Trotz hoher Belastung: Sachsens Polizei befindet sich weiter auf Schrumpfkurs

Erstveröffentlicht: 
22.07.2015

In den kommenden zehn Jahren werden 450 Stellen abgebaut / Kritik von Linken-Innenpolitiker Stange

 

Von jürgen kochinke


Dresden. Wenn es bisher um den Personalnotstand bei der sächsischen Polizei ging, waren sich die Kritiker von Schwarz-Rot schnell einig. Der von der CDU/SPD-Regierung beschlossene Neueinstellungskorridor reicht nicht aus, angesichts der enorm gestiegenen Belastungen müssten mehr junge Kräfte her. So redeten alle, von der Opposition bis hin zur Gewerkschaft der Polizei (GdP). Jetzt aber liegen erstmals Zahlen zum Thema vor, erstellt von Enrico Stange, dem Innenpolitiker der Linken. Ergebnis: Trotz der erst kürzlich von Schwarz-Rot beschlossenen Anhebung der Neueinstellungen von 300 auf 400 junge Beamte steht der Polizei ein weiterer Schrumpfkurs bevor. Im Schnitt fallen pro Jahr rund 50 Stellen dem Rotstift zum Opfer, insgesamt 450 sind es bis 2025 (siehe Grafik).


Derzeit sind laut Stange in Sachsen rund 13050 Beamte im Dienst. Die Anzahl jener Polizisten, die wirklich ermitteln oder unterwegs auf der Straße sind, liegt allerdings erheblich darunter. So gibt es derzeit lediglich 11000 sogenannte Vollzugsbeamte, die restlichen über 2000 sind woanders tätig, als Verwaltungsbeamte zum Beispiel. Bei seinem gesamten Zahlenwerk bezieht sich der Linke ausschließlich auf offizielle Werte, die er zuvor im Innenministerium erfragt hat. Dabei hat er vor allem die sogenannten Altersabgänge und Neueinstellungen unter die Lupe genommen, mit dem Resultat: Der Stellenabbau geht weiter, durch den erweiterten Neueinstellungskorridor wird er lediglich gebremst. Allerdings gilt das nur für den Fall, dass die Höhe der Neueinstellungen auf demselben Niveau bleibt - was keineswegs ausgemacht ist.

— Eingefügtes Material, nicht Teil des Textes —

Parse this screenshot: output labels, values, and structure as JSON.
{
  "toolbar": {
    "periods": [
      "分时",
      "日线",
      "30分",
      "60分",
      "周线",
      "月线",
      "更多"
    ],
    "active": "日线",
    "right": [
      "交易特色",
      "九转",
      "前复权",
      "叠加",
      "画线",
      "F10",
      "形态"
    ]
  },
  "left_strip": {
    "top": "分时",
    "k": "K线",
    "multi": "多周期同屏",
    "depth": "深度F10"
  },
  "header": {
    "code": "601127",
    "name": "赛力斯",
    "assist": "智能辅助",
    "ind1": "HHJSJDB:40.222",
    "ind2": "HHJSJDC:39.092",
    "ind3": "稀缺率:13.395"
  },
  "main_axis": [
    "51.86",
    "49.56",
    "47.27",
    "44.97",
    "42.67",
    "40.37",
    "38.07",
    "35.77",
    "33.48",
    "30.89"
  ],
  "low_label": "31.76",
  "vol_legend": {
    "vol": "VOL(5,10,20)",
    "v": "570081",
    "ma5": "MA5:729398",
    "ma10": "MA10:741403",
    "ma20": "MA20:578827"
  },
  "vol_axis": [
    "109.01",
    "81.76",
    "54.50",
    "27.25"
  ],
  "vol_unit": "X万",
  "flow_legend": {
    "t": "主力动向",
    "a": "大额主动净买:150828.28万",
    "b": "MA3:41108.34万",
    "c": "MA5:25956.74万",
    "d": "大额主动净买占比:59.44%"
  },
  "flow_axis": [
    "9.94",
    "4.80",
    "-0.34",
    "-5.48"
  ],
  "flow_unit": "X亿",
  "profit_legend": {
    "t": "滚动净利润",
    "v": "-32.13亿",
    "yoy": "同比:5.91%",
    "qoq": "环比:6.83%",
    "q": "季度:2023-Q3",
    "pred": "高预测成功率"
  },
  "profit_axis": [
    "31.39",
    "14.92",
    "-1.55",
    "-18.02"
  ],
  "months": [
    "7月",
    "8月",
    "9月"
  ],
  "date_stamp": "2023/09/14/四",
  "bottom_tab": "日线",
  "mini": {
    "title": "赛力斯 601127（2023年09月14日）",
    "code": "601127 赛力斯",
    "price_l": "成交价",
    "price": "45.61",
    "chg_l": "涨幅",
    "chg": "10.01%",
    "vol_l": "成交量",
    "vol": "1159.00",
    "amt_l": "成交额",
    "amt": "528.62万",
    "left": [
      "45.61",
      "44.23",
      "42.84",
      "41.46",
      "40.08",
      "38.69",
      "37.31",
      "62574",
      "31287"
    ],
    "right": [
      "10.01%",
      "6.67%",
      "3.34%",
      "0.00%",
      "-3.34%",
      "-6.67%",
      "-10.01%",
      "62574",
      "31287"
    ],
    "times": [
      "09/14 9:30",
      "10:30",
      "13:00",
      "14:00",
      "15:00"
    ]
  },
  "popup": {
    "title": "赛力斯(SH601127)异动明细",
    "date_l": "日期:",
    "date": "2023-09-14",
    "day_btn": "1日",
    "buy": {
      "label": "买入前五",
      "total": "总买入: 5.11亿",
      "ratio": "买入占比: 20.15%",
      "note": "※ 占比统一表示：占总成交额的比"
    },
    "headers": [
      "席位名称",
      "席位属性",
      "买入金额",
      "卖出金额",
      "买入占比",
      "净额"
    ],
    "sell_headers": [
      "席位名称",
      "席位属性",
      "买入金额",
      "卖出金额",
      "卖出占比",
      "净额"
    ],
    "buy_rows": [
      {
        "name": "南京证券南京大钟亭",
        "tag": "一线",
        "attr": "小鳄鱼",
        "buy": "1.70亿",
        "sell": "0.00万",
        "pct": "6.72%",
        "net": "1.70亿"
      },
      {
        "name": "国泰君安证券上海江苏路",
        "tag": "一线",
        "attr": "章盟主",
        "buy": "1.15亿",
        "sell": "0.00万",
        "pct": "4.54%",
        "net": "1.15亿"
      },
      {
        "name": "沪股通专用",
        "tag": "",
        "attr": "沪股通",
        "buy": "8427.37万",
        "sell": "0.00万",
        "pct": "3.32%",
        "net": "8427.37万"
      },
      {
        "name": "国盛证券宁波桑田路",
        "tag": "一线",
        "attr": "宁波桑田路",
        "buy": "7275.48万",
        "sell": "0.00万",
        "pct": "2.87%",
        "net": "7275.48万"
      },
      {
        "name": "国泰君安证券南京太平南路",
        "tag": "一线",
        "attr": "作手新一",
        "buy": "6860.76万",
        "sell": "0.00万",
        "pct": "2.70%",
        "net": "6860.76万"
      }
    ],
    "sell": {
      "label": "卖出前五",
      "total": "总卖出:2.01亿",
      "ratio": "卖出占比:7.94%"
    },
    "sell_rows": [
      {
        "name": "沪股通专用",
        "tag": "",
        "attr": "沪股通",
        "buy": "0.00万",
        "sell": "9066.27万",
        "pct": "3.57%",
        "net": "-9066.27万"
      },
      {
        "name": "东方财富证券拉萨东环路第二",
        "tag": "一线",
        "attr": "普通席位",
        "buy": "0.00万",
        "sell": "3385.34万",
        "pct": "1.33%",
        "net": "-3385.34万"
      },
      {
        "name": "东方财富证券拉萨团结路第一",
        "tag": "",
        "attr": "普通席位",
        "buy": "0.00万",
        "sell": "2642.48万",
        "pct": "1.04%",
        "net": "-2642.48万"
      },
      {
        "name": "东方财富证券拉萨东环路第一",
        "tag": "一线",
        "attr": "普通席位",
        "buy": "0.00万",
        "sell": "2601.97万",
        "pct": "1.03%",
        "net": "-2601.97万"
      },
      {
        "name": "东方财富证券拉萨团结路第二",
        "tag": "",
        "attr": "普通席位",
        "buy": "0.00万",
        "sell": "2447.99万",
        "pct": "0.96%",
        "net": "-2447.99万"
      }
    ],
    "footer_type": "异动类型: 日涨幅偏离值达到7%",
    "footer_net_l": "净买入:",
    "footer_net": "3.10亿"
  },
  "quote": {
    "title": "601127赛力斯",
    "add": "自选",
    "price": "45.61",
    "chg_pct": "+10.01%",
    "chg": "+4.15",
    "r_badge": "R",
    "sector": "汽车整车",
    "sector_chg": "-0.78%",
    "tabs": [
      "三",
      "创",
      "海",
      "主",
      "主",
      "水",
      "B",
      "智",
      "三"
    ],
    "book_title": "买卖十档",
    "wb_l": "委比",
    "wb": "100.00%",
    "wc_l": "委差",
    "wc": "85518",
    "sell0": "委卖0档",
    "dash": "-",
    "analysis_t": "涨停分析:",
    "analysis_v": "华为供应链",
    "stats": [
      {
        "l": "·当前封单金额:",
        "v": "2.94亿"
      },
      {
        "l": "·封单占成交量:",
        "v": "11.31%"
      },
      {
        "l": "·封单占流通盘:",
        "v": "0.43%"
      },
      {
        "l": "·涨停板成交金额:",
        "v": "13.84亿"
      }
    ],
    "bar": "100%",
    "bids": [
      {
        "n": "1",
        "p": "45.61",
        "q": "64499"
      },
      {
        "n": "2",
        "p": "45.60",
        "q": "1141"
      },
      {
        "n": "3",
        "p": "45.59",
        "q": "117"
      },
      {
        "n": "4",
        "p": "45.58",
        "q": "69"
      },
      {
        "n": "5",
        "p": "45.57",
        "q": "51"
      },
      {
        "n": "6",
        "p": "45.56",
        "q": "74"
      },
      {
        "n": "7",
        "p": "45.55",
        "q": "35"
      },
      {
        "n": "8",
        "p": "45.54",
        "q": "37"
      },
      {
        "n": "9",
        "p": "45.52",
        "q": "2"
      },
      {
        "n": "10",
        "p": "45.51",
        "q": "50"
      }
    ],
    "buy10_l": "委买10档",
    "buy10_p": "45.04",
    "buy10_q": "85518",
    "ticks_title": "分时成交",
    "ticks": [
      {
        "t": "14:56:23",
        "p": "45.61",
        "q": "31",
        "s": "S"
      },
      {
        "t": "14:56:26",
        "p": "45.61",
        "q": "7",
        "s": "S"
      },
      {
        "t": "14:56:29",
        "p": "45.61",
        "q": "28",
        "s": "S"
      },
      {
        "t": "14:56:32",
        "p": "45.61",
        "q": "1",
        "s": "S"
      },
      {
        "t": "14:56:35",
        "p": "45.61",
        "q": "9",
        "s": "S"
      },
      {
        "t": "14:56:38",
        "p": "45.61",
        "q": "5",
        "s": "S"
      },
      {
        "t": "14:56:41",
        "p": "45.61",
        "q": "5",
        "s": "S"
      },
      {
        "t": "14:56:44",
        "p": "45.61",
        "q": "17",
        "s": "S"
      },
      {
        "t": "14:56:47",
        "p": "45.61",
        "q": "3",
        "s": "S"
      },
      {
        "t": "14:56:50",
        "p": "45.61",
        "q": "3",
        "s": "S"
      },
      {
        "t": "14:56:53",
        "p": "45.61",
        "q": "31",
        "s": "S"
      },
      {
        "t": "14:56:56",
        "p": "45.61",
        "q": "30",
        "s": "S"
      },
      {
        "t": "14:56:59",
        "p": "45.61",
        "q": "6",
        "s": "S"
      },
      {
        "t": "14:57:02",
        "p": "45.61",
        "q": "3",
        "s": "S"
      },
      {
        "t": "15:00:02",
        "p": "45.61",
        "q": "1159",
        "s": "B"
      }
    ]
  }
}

Für Stange ist dies das falsche Signal. "Die Aufgabenanforderungen an die Polizei sind mit einem weiter sinkenden Personalbestand nicht zu erfüllen", sagt er. Es müsse dringend gegengesteuert werden. "Erforderlich wäre eine deutliche Ausweitung des Einstellungskorridors, vor allem für Beamte im Vollzugsdienst", so Stange. Das sieht die Gewerkschaft der Polizei (GdP) ganz ähnlich. "Wenn sich nichts ändert, gehen Sicherheit und Polizeiarbeit den Bach runter", meint Landeschef Hagen Husgen. Längst sei die Belastungsgrenze für die Beamten überschritten.


Laut Husgen sind sogar 100 bis 150 Neueinstellungen zusätzlich nötig, um den Altersabbau sowie die enorm angewachsenen Anforderungen zu kompensieren. "Wir haben ständig neue Aufgaben gekriegt, aber kein Personal", meint der GdP-Chef. Als Beispiele nennt er die Internet-Kriminalität, den boomenden Rauschgiftmarkt, Pegida und seine Ableger sowie Demos und Proteste. Und noch Zweierlei kommt hinzu: "Ich denke mit Schrecken an das Wochenende, wenn die 3. Liga im Fußball wieder beginnt", nennt Husgen das eine gravierende Problemfeld. Bei dem anderen handelt es sich um den gesamten Asylbereich, die Sicherung von Erstaufnahmeeinrichtungen vor allem.


Das Innenministerium wiederum verweist auf das sogenannte Polizei-Konzept 2020. "Ziel der Reform ist immer gewesen, die Polizeipräsenz auf der Straße aufrecht zu erhalten", sagt Martin Strunden, der Sprecher von Minister Markus Ulbig (CDU). "Es ist Aufgabe der gerade eingerichteten Fachkommission, den künftigen Personalbedarf der Polizei neu zu bewerten." Worauf Strunden anspielt, ist die geplante Evaluation, die im kommenden Jahr auf dem Tisch liegen soll. Im Zentrum steht die Frage, ob die Stellenausstattung dem tatsächlichen Bedarf entspricht. Dabei geht es auch um die zukünftige Kriminalitätsbelastung sowie die hohe Zahl von Großeinsätzen.